First Selectman Dan Rosenthal at a March 22 Public Building and Site (PB&S) Commission meeting suggested not replacing six air-conditioning units that were originally installed in the west wing of the building in 1997. Instead, the first selectman proposed only installing one new unit that would bring cooling to six classrooms that are not currently air-conditioned.
“We’ve been working to figure out how to get this under budget,” said Rosenthal. “At this point, we’re trying to uncover every savings [opportunity].”
Unfortunately, he said further searching for cost reductions has been “trying to find pennies in the couch cushions,” rather than identifying big budget items. Project Designer Christopher Williams of Chris Williams Architects said the project doesn’t have a lot of “discretionary items like fancy tile” to remove.
“We’re just taking out an old system and putting a new one in,” said Williams. “It’s kind of a boring project.”

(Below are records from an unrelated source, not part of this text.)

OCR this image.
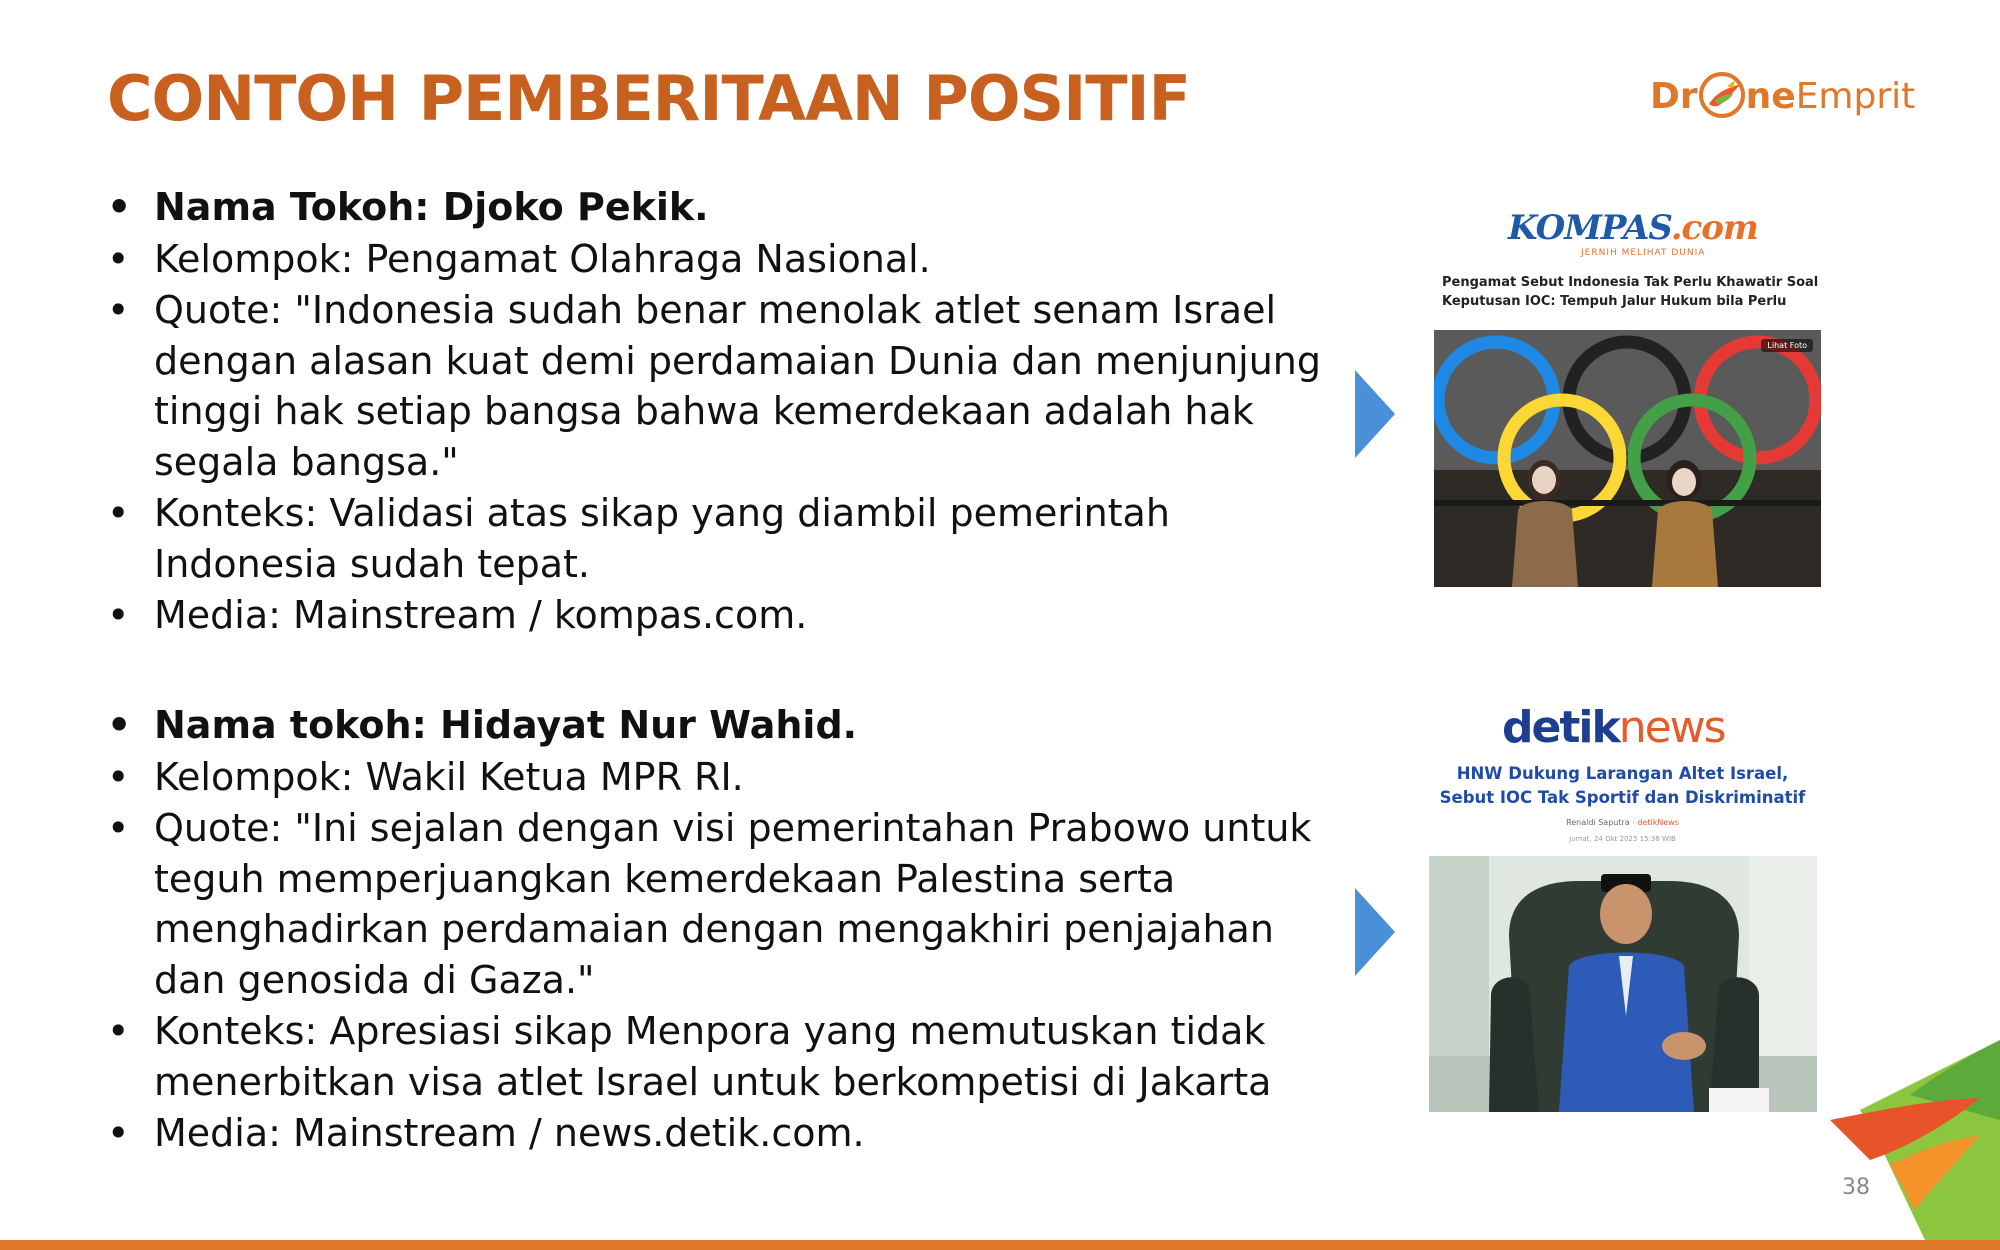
CONTOH PEMBERITAAN POSITIF	Dr neEmprit
• Nama Tokoh: Djoko Pekik.
• Kelompok: Pengamat Olahraga Nasional.
• Quote: "Indonesia sudah benar menolak atlet senam Israel dengan alasan kuat demi perdamaian Dunia dan menjunjung tinggi hak setiap bangsa bahwa kemerdekaan adalah hak segala bangsa."
• Konteks: Validasi atas sikap yang diambil pemerintah Indonesia sudah tepat.
• Media: Mainstream / kompas.com.
• Nama tokoh: Hidayat Nur Wahid.
• Kelompok: Wakil Ketua MPR RI.
• Quote: "Ini sejalan dengan visi pemerintahan Prabowo untuk teguh memperjuangkan kemerdekaan Palestina serta menghadirkan perdamaian dengan mengakhiri penjajahan dan genosida di Gaza."
• Konteks: Apresiasi sikap Menpora yang memutuskan tidak menerbitkan visa atlet Israel untuk berkompetisi di Jakarta
• Media: Mainstream / news.detik.com.
KOMPAS.com
JERNIH MELIHAT DUNIA
Pengamat Sebut Indonesia Tak Perlu Khawatir Soal Keputusan IOC: Tempuh Jalur Hukum bila Perlu
Lihat Foto
detiknews
HNW Dukung Larangan Altet Israel, Sebut IOC Tak Sportif dan Diskriminatif
Renaldi Saputra · detikNews
Jumat, 24 Okt 2025 15:38 WIB
38
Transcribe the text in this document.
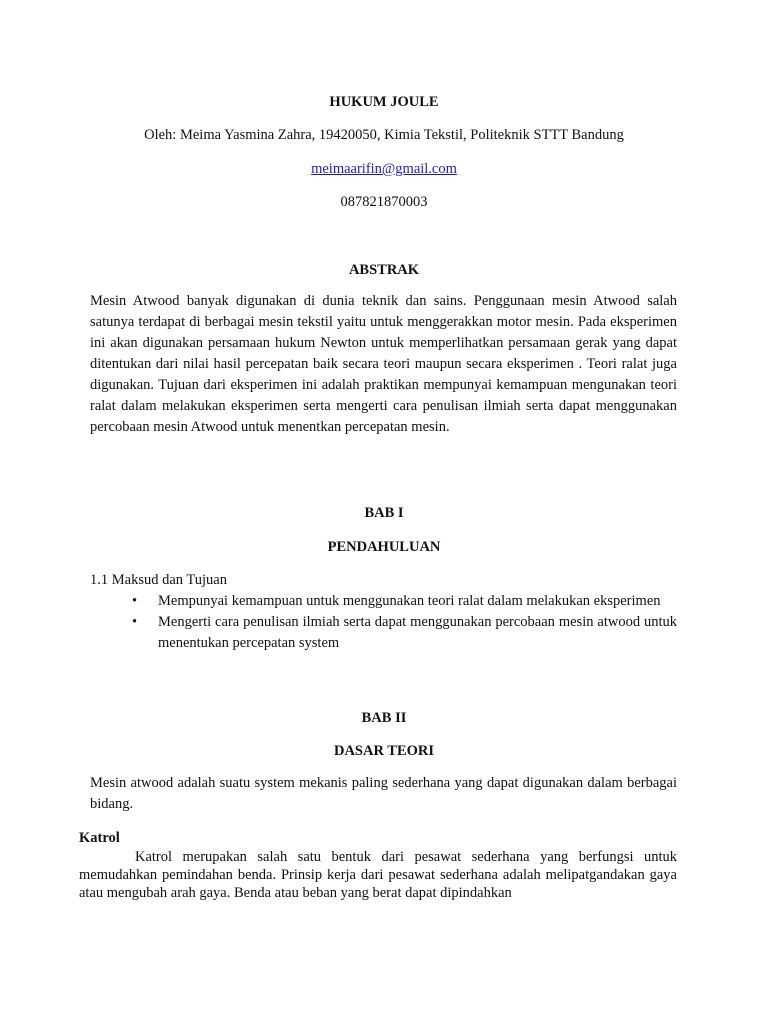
HUKUM JOULE
Oleh: Meima Yasmina Zahra, 19420050, Kimia Tekstil, Politeknik STTT Bandung
meimaarifin@gmail.com
087821870003
ABSTRAK
Mesin Atwood banyak digunakan di dunia teknik dan sains. Penggunaan mesin Atwood salah satunya terdapat di berbagai mesin tekstil yaitu untuk menggerakkan motor mesin. Pada eksperimen ini akan digunakan persamaan hukum Newton untuk memperlihatkan persamaan gerak yang dapat ditentukan dari nilai hasil percepatan baik secara teori maupun secara eksperimen . Teori ralat juga digunakan. Tujuan dari eksperimen ini adalah praktikan mempunyai kemampuan mengunakan teori ralat dalam melakukan eksperimen serta mengerti cara penulisan ilmiah serta dapat menggunakan percobaan mesin Atwood untuk menentkan percepatan mesin.
BAB I
PENDAHULUAN
1.1 Maksud dan Tujuan
•	Mempunyai kemampuan untuk menggunakan teori ralat dalam melakukan eksperimen
•	Mengerti cara penulisan ilmiah serta dapat menggunakan percobaan mesin atwood untuk menentukan percepatan system
BAB II
DASAR TEORI
Mesin atwood adalah suatu system mekanis paling sederhana yang dapat digunakan dalam berbagai bidang.
Katrol
Katrol merupakan salah satu bentuk dari pesawat sederhana yang berfungsi untuk memudahkan pemindahan benda. Prinsip kerja dari pesawat sederhana adalah melipatgandakan gaya atau mengubah arah gaya. Benda atau beban yang berat dapat dipindahkan
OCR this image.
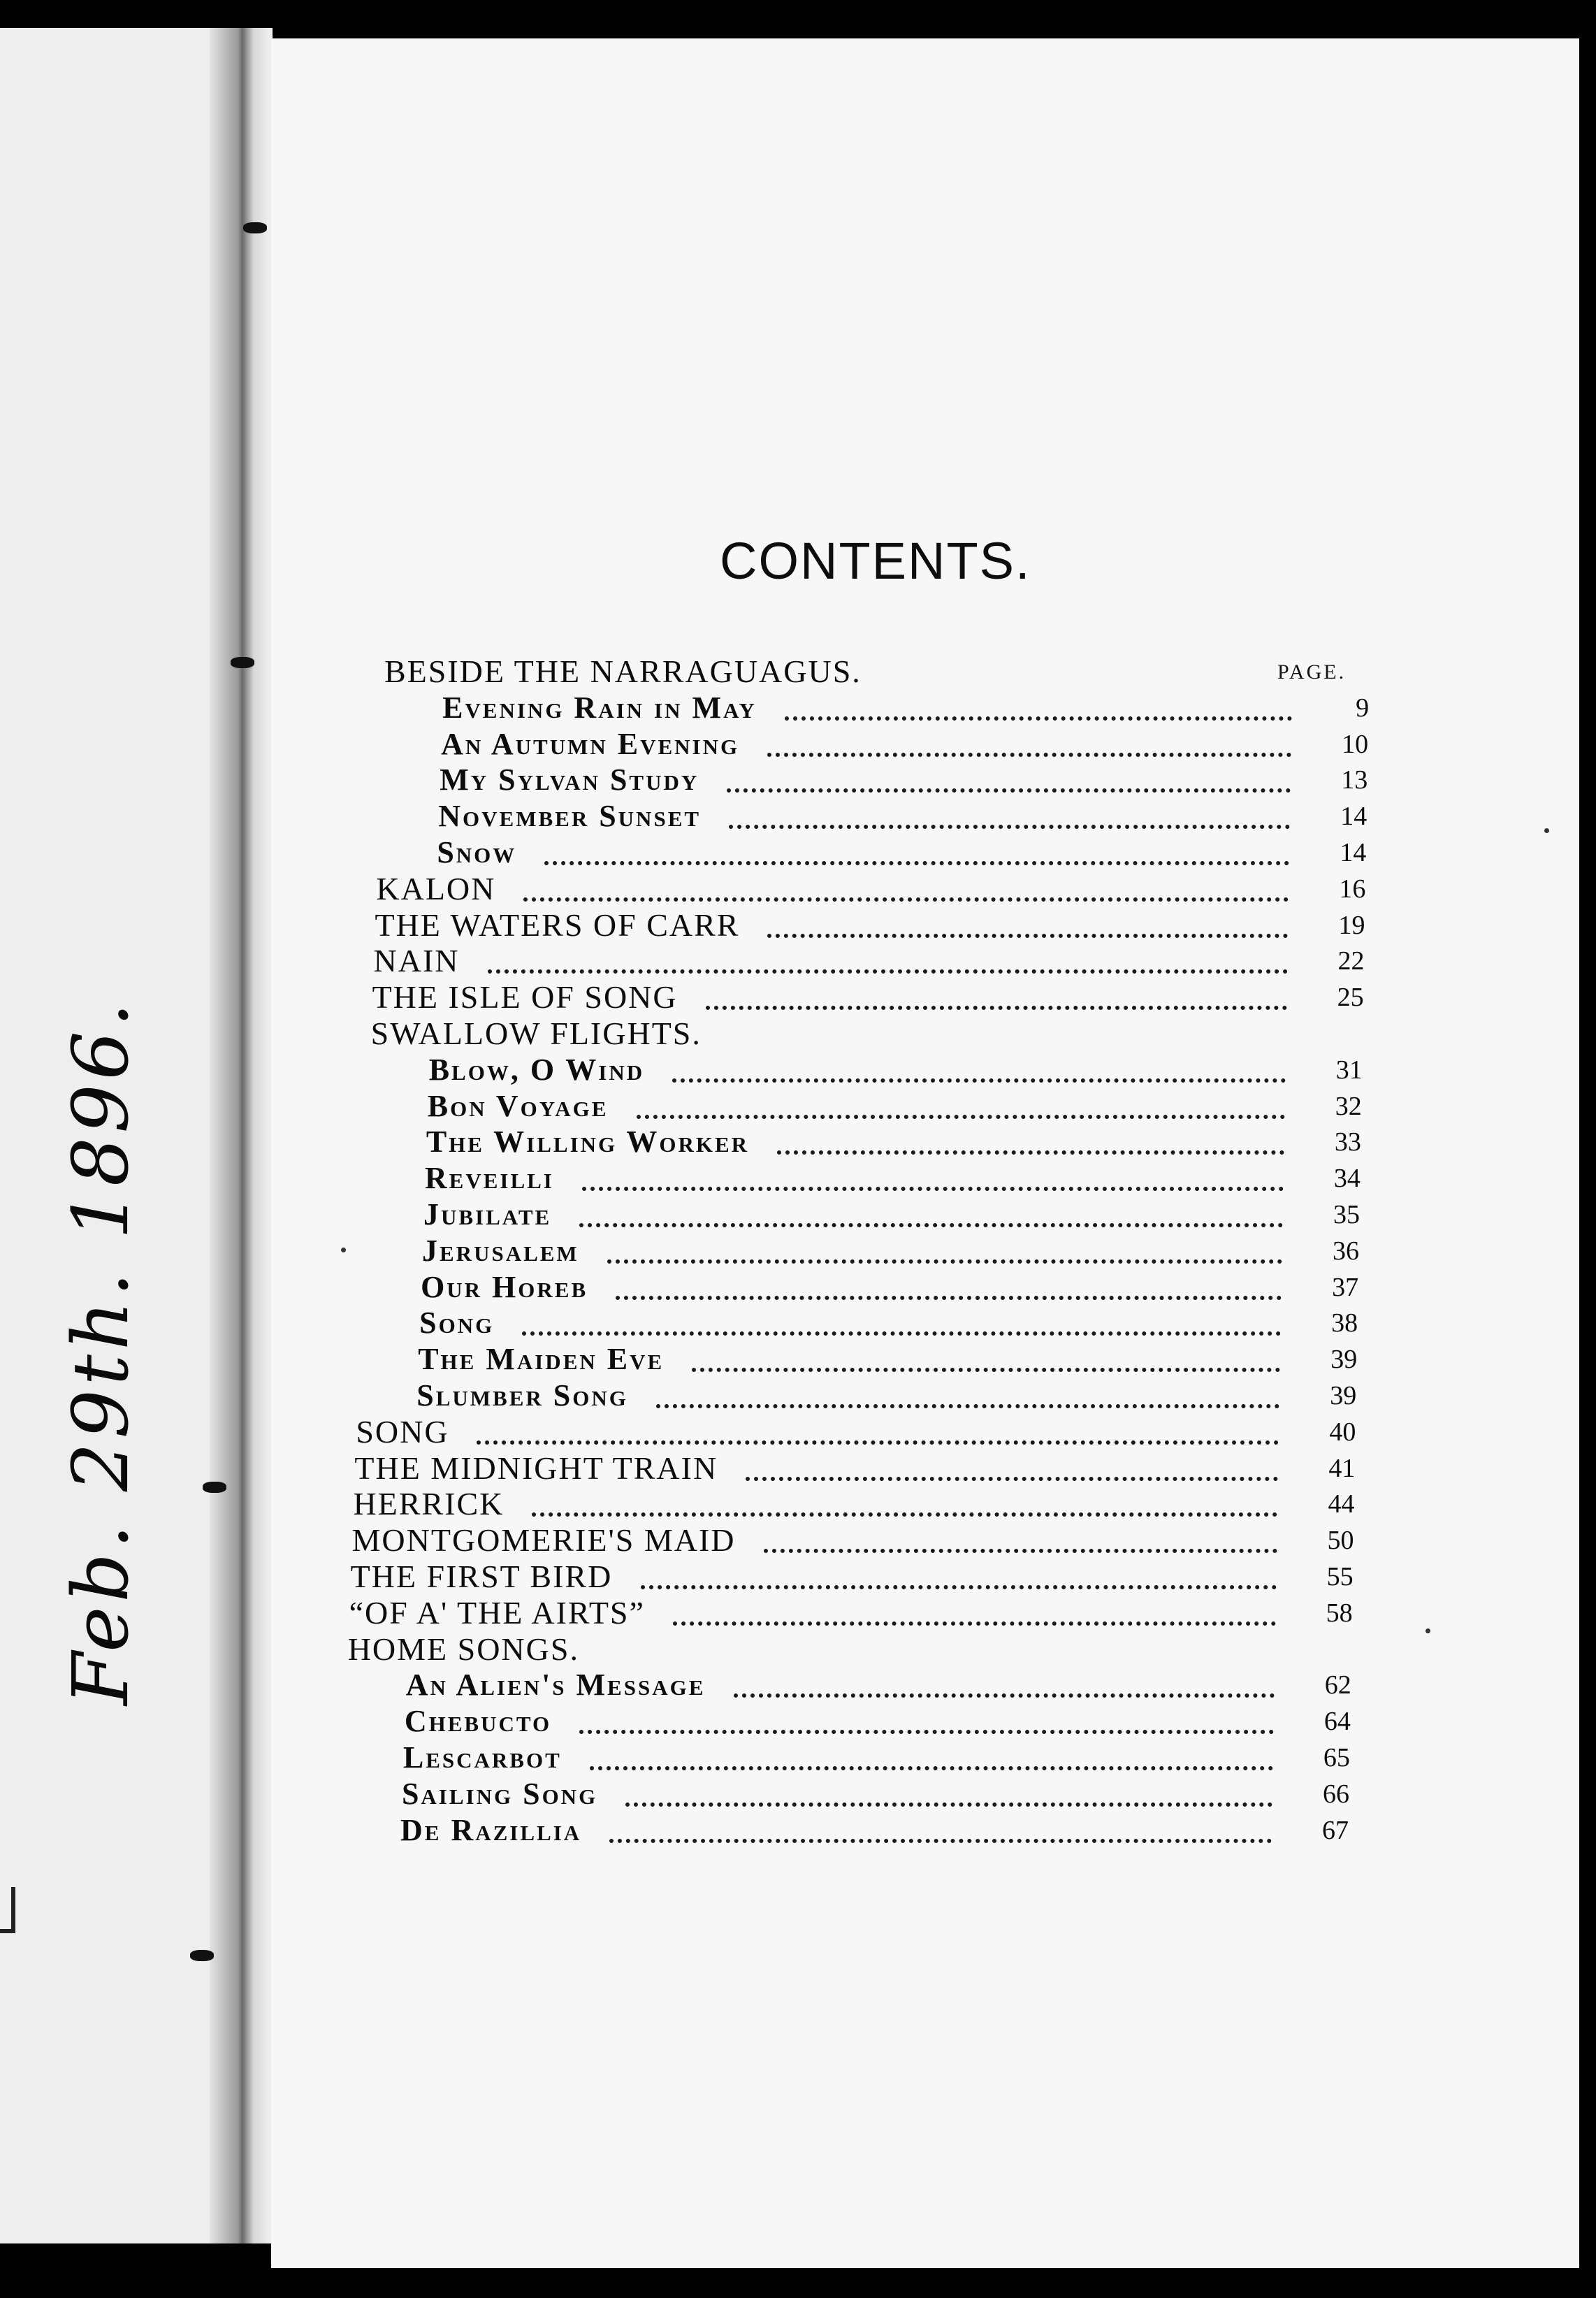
Feb. 29th. 1896.
CONTENTS.
PAGE.
BESIDE THE NARRAGUAGUS.
Evening Rain in May	9
An Autumn Evening	10
My Sylvan Study	13
November Sunset	14
Snow	14
KALON	16
THE WATERS OF CARR	19
NAIN	22
THE ISLE OF SONG	25
SWALLOW FLIGHTS.
Blow, O Wind	31
Bon Voyage	32
The Willing Worker	33
Reveilli	34
Jubilate	35
Jerusalem	36
Our Horeb	37
Song	38
The Maiden Eve	39
Slumber Song	39
SONG	40
THE MIDNIGHT TRAIN	41
HERRICK	44
MONTGOMERIE'S MAID	50
THE FIRST BIRD	55
“OF A' THE AIRTS”	58
HOME SONGS.
An Alien's Message	62
Chebucto	64
Lescarbot	65
Sailing Song	66
De Razillia	67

Rosenthal said that the air-conditioning units were likely the way to go but he wanted to consult with the Board of Finance and the Legislative Council.
“Pulling out the six air-conditioning units gets us under budget,” said Rosenthal. “We’ll get the consensus around that.”
Rosenthal suggested the units could be replaced in a later project, but the project already approved needs to get moving soon to meet a strict timeline of doing work during the summer to avoid displacing students as much as possible. He also noted that getting extra money for the project would take too long because of statutory notice requirements for referendums, and “running out and grabbing an extra $250,000” would not necessarily solve problems.
“This is probably the right path,” said Rosenthal.
Rosenthal also expressed hope that any savings during the construction process, like not using all contingency money, could allow for some of the air-conditioning units to be added back. The project does have $700,000 in various contingency line items, but PB&S members noted that was not a lot with renovation projects because “so much can be hidden” in an old building that needs to be dealt with.
PB&S Chairman Art Norton worked with Downes Construction Company project manager Michael Dell’Accio to set up a speedy timeline and also to get Downes to show bid package reports in a way that would allow PB&S members to easily see changes from one set to the next.
The change was expected to be presented to the Board of Finance at its March 24 meeting, and PB&S members were set to submit questions about the bid packages and changes by March 28, to give Dell’Accio a few days to prepare for a presentation on the reduction at the April 4 Board of Selectmen meeting, as well as setting the project’s guaranteed maximum price.
Rosenthal said that he has concerns with the project and wants Downes to “anticipate everything it can.”
“I don’t want to sign off on change orders we feel should have been foreseen,” said Rosenthal.
The Hawley School HVAC project was approved by voters at referendum on November 2. The town is using $2.5 million in American Rescue Plan money to help pay for the project, and bonding the rest over several years. The project is meant to improve ventilation and air-conditioning at the school, while adding air-conditioning to areas without.